In Massachusetts, if you have children under the age of eighteen, you should designate a person or persons to be appointed guardian(s) over their person and conservator(s) over their property. Of course, if a surviving parent lives with the minor children (and has custody over them) he or she automatically continues to remain their sole guardian. This is true despite the fact that others may be named as the guardian in your estate planning documents. You should name at least one alternate guardian in case the primary guardian cannot serve or is not appointed by the court. You make these designations through language in your Last Will
As part of your incapacity planning, you should sign a HIPAA authorization form that allows the release of medical information to your designated health care agents, successor trustees, family or any other individuals you wish to designate. Without this release form, medical providers can refuse to release information, even to spouses and adult children, due to the restrictions of the 1996 Health Insurance Portability and Accountability Act, or HIPAA.
Massachusetts law allows for a document called a health care proxy, in which you can appoint someone to make health care decisions for you should you be unable to make those decisions due to disability or incapacity.
A durable power of attorney is a document that empowers another individual to carry on your financial affairs in the event you become disabled or incapacitated.
Without a Durable Power of Attorney, it may be necessary for one of your loved ones, including your spouse or adult child, to petition a court to be appointed conservator in order to make decisions for you when you are incapacitated. This conservatorship process is time consuming, expensive, often costing thousands of dollars and it can be emotionally draining for your family.
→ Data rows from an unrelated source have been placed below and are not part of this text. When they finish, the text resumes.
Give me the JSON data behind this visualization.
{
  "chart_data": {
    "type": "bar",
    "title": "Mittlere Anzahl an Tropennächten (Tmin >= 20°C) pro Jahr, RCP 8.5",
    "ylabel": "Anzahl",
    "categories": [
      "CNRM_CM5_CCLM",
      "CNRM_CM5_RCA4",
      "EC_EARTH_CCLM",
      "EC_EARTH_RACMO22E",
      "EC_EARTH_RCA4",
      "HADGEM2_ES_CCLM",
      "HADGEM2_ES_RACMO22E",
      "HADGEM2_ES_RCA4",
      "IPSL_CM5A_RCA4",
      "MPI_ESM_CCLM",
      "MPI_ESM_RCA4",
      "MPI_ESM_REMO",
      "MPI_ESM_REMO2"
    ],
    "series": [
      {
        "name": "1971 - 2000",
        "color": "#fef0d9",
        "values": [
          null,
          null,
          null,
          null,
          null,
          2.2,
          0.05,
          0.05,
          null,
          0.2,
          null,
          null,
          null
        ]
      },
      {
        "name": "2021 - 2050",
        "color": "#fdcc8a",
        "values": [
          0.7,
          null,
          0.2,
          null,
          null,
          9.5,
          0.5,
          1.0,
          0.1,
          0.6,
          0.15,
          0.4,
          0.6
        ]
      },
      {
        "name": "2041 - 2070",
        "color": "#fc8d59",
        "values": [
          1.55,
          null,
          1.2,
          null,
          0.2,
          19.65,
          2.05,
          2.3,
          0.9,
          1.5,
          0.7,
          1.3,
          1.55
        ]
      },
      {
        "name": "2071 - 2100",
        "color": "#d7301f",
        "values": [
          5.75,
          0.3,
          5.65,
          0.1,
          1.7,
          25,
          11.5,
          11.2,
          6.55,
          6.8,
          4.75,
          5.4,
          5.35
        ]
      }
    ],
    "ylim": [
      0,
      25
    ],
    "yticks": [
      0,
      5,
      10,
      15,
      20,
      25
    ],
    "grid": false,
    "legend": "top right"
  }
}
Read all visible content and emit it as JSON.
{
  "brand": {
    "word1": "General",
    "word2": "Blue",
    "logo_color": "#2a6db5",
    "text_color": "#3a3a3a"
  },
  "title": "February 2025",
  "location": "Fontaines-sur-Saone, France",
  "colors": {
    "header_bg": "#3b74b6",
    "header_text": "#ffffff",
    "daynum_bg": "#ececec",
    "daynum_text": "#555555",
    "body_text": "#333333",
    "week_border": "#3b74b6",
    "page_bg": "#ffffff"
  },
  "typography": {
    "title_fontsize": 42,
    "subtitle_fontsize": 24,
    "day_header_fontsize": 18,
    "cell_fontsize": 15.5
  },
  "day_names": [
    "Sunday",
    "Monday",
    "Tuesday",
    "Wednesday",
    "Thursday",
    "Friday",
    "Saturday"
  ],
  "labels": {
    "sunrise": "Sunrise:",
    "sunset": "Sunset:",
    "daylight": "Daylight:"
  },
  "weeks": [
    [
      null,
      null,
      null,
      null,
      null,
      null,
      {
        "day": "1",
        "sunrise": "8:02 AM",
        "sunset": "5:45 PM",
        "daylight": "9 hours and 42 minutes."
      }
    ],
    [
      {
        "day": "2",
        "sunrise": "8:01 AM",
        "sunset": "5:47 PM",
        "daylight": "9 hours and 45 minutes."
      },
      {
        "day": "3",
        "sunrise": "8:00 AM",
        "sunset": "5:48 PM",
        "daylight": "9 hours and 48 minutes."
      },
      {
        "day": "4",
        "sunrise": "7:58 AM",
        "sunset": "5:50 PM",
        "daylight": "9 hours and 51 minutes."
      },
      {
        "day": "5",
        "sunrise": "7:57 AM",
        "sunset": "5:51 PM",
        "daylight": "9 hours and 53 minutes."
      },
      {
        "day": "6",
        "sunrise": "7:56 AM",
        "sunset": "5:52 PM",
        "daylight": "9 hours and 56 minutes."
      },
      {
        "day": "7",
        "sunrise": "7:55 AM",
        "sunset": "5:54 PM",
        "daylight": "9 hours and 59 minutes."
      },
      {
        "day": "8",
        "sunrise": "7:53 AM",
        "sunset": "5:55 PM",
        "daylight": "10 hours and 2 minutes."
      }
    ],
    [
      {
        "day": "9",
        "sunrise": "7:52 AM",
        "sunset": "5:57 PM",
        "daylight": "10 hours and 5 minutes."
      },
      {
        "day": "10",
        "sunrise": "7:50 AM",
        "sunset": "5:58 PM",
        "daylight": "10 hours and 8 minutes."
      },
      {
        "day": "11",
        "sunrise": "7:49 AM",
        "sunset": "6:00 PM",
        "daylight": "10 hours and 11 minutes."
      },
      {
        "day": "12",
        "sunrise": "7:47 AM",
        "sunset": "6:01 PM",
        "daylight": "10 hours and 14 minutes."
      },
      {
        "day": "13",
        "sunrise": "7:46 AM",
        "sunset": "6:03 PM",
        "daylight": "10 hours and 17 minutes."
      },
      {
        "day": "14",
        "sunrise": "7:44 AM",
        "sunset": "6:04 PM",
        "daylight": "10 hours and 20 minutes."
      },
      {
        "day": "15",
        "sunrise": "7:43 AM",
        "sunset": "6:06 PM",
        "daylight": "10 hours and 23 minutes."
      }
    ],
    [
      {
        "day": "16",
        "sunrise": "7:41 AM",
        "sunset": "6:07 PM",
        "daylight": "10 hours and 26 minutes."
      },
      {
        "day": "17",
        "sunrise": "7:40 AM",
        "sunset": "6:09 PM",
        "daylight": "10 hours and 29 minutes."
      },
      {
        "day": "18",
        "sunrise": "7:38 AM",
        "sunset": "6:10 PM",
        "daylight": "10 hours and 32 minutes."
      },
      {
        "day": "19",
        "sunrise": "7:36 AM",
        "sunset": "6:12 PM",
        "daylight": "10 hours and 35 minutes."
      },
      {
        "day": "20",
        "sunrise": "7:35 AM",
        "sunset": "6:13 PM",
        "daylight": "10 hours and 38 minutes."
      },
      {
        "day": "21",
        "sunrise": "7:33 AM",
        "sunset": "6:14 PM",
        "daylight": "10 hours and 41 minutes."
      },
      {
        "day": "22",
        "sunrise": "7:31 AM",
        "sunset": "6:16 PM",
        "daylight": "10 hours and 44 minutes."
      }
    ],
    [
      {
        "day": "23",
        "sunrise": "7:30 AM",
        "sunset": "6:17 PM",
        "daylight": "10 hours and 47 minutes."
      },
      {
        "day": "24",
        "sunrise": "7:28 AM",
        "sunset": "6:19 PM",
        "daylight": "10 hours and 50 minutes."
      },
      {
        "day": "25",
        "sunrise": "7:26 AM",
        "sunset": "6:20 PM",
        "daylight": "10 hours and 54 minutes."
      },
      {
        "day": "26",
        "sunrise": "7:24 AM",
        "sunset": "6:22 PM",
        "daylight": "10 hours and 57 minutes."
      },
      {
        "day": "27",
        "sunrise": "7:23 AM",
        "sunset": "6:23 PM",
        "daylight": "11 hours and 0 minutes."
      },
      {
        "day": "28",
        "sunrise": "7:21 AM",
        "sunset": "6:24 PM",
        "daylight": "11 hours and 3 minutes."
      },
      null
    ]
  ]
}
For calendar year 2017 in Massachusetts, the spouse of a nursing home resident is allowed to keep $120,900.00 of countable assets. In addition, the nursing home resident is allowed to keep $2,000.00. Therefore, the total amount of countable assets that a married couple may keep is $122,900 in 2017. These numbers typically increase slightly each year. A married couple with assets under this amount is eligible for MassHealth without spending down assets. There are also stategies for a married couple with more than the allowed amount above in countable assets to still qualify for MassHealth in certain circumstances. In addition, for a married couple, certain assets are considered “non-countable” in this assessment process, such as the primary residence, an automobile and an irrevocable prepaid funeral contract.